Tekst: Melchior de Bruin.

Deze kleine slakkenhuiscichlide wordt niet groter dan 6 cm. Het mannetje heeft een strepenpatroon, het vrouwtje heeft geen tekening en is beige-bruin gekleurd (zie foto onderaan). Bij de juiste lichtinval zijn mooie regenboog-kleuren waar te nemen op de schubben en rond de oogjes. Lamprologus signatus “zit” (ze houden zich op of tegen de bodem op) samen met z’n partner op een gekozen plekje, dat goed wordt bewaakt. Het is een ideale vis voor een klein aquarium door zijn lengte en vrij zachtaardige karakter. Ze kunnen het best als koppeltje worden gehouden. De vis leeft in het Tanganyika-meer op zanderige of modderige bodems. In het aquarium wensen ze ook een aantal slakkenhuizen of pvc-buisjes (in de bodem gestoken) in de buurt te hebben. Net zoals Lamprologus kungweensis (niet met deze vis te verwarren) graaft deze vis een langwerpig hol in een zand- of modderbodem. Elke vis graaft een eigen tunnel. Verschil L. signatus en L. kungweensis: de man van L. signatus heeft dwarsstrepen, de vrouw van L. kungweensis heeft een zwarte, ovale vlek in de rugvin. Het voedsel bestaat uit kleine kreeftachtigen en ander levend voer. Ze doen het echter prima op verschillende complete droogvoeders.

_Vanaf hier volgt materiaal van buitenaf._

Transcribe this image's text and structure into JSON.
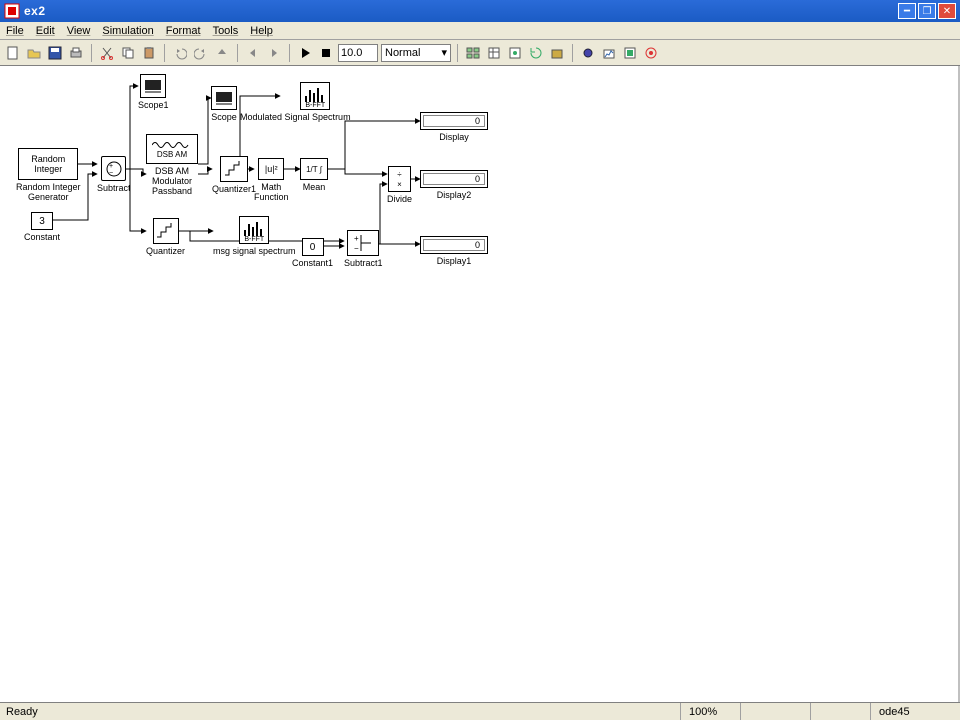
{
  "window": {
    "title": "ex2"
  },
  "menu": [
    "File",
    "Edit",
    "View",
    "Simulation",
    "Format",
    "Tools",
    "Help"
  ],
  "toolbar": {
    "sim_time": "10.0",
    "sim_mode": "Normal"
  },
  "blocks": {
    "scope1": "Scope1",
    "scope": "Scope",
    "mod_spec": "Modulated Signal Spectrum",
    "mod_spec_glyph": "B-FFT",
    "rand_int_l1": "Random",
    "rand_int_l2": "Integer",
    "rand_int_gen": "Random Integer\nGenerator",
    "subtract": "Subtract",
    "dsb_am_top": "DSB AM",
    "dsb_am_l1": "DSB AM",
    "dsb_am_l2": "Modulator",
    "dsb_am_l3": "Passband",
    "quantizer1": "Quantizer1",
    "math_fn_sym": "|u|²",
    "math_fn": "Math\nFunction",
    "mean_sym": "1/T ∫",
    "mean": "Mean",
    "divide": "Divide",
    "display": "Display",
    "display_val": "0",
    "display2": "Display2",
    "display2_val": "0",
    "constant_val": "3",
    "constant": "Constant",
    "quantizer": "Quantizer",
    "msg_spec_glyph": "B-FFT",
    "msg_spec": "msg signal spectrum",
    "constant1_val": "0",
    "constant1": "Constant1",
    "subtract1": "Subtract1",
    "display1": "Display1",
    "display1_val": "0"
  },
  "status": {
    "ready": "Ready",
    "zoom": "100%",
    "solver": "ode45"
  }
}
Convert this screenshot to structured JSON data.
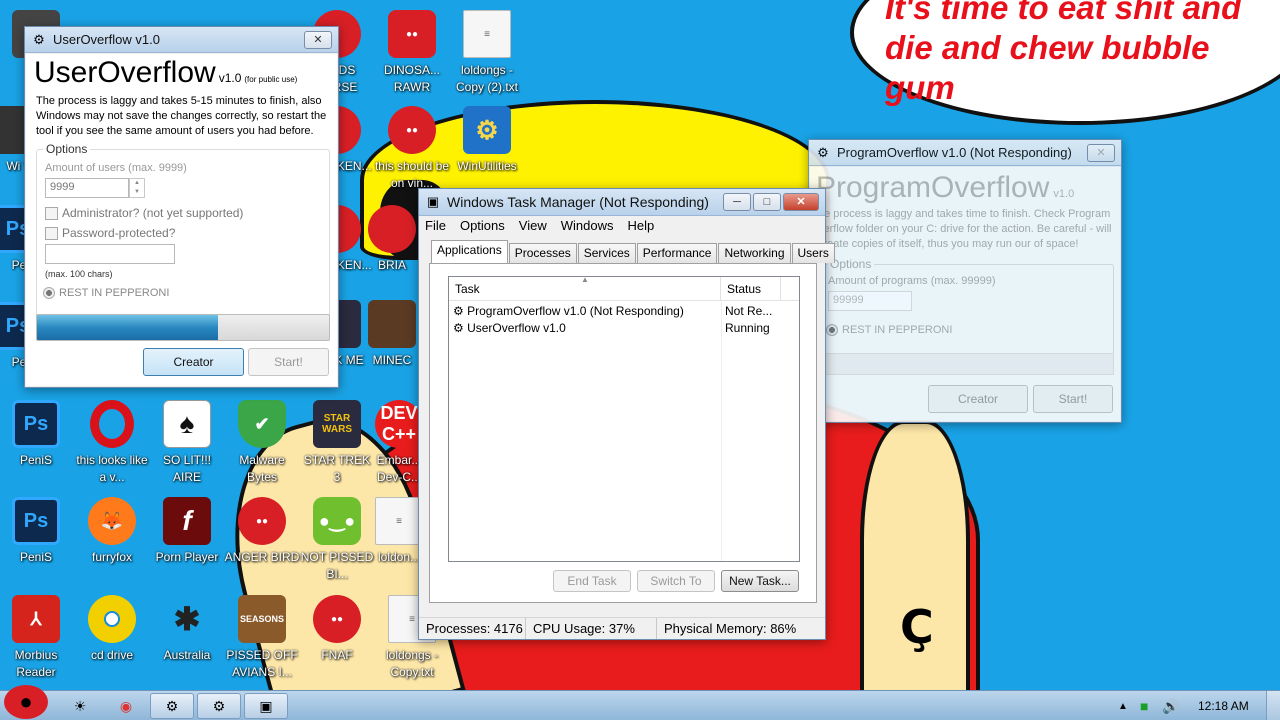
{
  "desktop": {
    "speech_text": "It's time to eat shit and die and chew bubble gum",
    "icons": [
      {
        "label": "PeniS",
        "icon": "photoshop-icon"
      },
      {
        "label": "this looks like a v...",
        "icon": "opera-icon"
      },
      {
        "label": "SO LIT!!! AIRE",
        "icon": "solitaire-icon"
      },
      {
        "label": "Malware Bytes",
        "icon": "shield-icon"
      },
      {
        "label": "STAR TREK 3",
        "icon": "star-wars-icon"
      },
      {
        "label": "Embar... Dev-C...",
        "icon": "devcpp-icon"
      },
      {
        "label": "PeniS",
        "icon": "photoshop-icon"
      },
      {
        "label": "furryfox",
        "icon": "firefox-icon"
      },
      {
        "label": "Porn Player",
        "icon": "flash-icon"
      },
      {
        "label": "ANGER BIRD",
        "icon": "angry-bird-icon"
      },
      {
        "label": "NOT PISSED BI...",
        "icon": "pig-icon"
      },
      {
        "label": "loldon...",
        "icon": "text-file-icon"
      },
      {
        "label": "Morbius Reader",
        "icon": "pdf-icon"
      },
      {
        "label": "cd drive",
        "icon": "cd-icon"
      },
      {
        "label": "Australia",
        "icon": "spider-icon"
      },
      {
        "label": "PISSED OFF AVIANS I...",
        "icon": "seasons-icon"
      },
      {
        "label": "FNAF",
        "icon": "angry-bird-icon"
      },
      {
        "label": "loldongs - Copy.txt",
        "icon": "text-file-icon"
      },
      {
        "label": "DINOSA... RAWR",
        "icon": "angry-bird-icon"
      },
      {
        "label": "loldongs - Copy (2).txt",
        "icon": "text-file-icon"
      },
      {
        "label": "this should be on vin...",
        "icon": "angry-bird-icon"
      },
      {
        "label": "WinUtilities",
        "icon": "gear-icon"
      },
      {
        "label": "BIRDS VERSE",
        "icon": "angry-bird-icon"
      },
      {
        "label": "ATED KEN...",
        "icon": "angry-bird-icon"
      },
      {
        "label": "ATED KEN...",
        "icon": "angry-bird-icon"
      },
      {
        "label": "BRIA",
        "icon": "angry-bird-icon"
      },
      {
        "label": "TREK ME",
        "icon": "star-wars-icon"
      },
      {
        "label": "MINEC",
        "icon": "minecraft-icon"
      },
      {
        "label": "m",
        "icon": "app-icon"
      },
      {
        "label": "Wi V",
        "icon": "app-icon"
      },
      {
        "label": "Pe",
        "icon": "photoshop-icon"
      },
      {
        "label": "Pe",
        "icon": "photoshop-icon"
      }
    ]
  },
  "useroverflow": {
    "title": "UserOverflow v1.0",
    "heading": "UserOverflow",
    "version": "v1.0",
    "public": "(for public use)",
    "description": "The process is laggy and takes 5-15 minutes to finish, also Windows may not save the changes correctly, so restart the tool if you see the same amount of users you had before.",
    "options_label": "Options",
    "amount_label": "Amount of users (max. 9999)",
    "amount_value": "9999",
    "admin_label": "Administrator? (not yet supported)",
    "password_label": "Password-protected?",
    "max_chars": "(max. 100 chars)",
    "radio_label": "REST IN PEPPERONI",
    "progress": 0.62,
    "creator_button": "Creator",
    "start_button": "Start!"
  },
  "programoverflow": {
    "title": "ProgramOverflow v1.0 (Not Responding)",
    "heading": "ProgramOverflow",
    "version": "v1.0",
    "description": "he process is laggy and takes time to finish. Check Program verflow folder on your C: drive for the action. Be careful - will create copies of itself, thus you may run our of space!",
    "options_label": "Options",
    "amount_label": "Amount of programs (max. 99999)",
    "amount_value": "99999",
    "radio_label": "REST IN PEPPERONI",
    "creator_button": "Creator",
    "start_button": "Start!"
  },
  "taskmanager": {
    "title": "Windows Task Manager (Not Responding)",
    "menu": [
      "File",
      "Options",
      "View",
      "Windows",
      "Help"
    ],
    "tabs": [
      "Applications",
      "Processes",
      "Services",
      "Performance",
      "Networking",
      "Users"
    ],
    "columns": [
      "Task",
      "Status"
    ],
    "rows": [
      {
        "task": "ProgramOverflow v1.0 (Not Responding)",
        "status": "Not Re..."
      },
      {
        "task": "UserOverflow v1.0",
        "status": "Running"
      }
    ],
    "end_task": "End Task",
    "switch_to": "Switch To",
    "new_task": "New Task...",
    "status": {
      "processes": "Processes: 4176",
      "cpu": "CPU Usage: 37%",
      "memory": "Physical Memory: 86%"
    }
  },
  "taskbar": {
    "clock": "12:18 AM"
  }
}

Lamprologus signatus is een holenbroeder, de eitjes worden afgezet in een tunneltje van ca. 10 cm. lang en 1,5 cm breed dat gegraven wordt in de modderige bodem. Een (deels) ingegraven slakkenhuis kan ook als broedhol dienst doen. Mocht dit slakkenhuis verwijderd worden om de eitjes elders uit te laten komen: de eitjes plakken niet in het ei vast, zoals de eitjes van andere holenbroeders dat wel doen. Beide ouders zorgen voor de jongen. Ze zijn dan iets territorialer jegens andere bewonders van het aquarium. Jongen kunnen worden gevoerd met artemia-nauplieën afgewisseld met fijn droogvoer om hieraan vast te wennen.

Deze vissen zijn vrij brutaal als het aankomt op de verdediging van nest en “woning” en geraken niet snel in de stress. Is dit wel het geval kan het een paar dagen duren voordat ze weer bijkomen.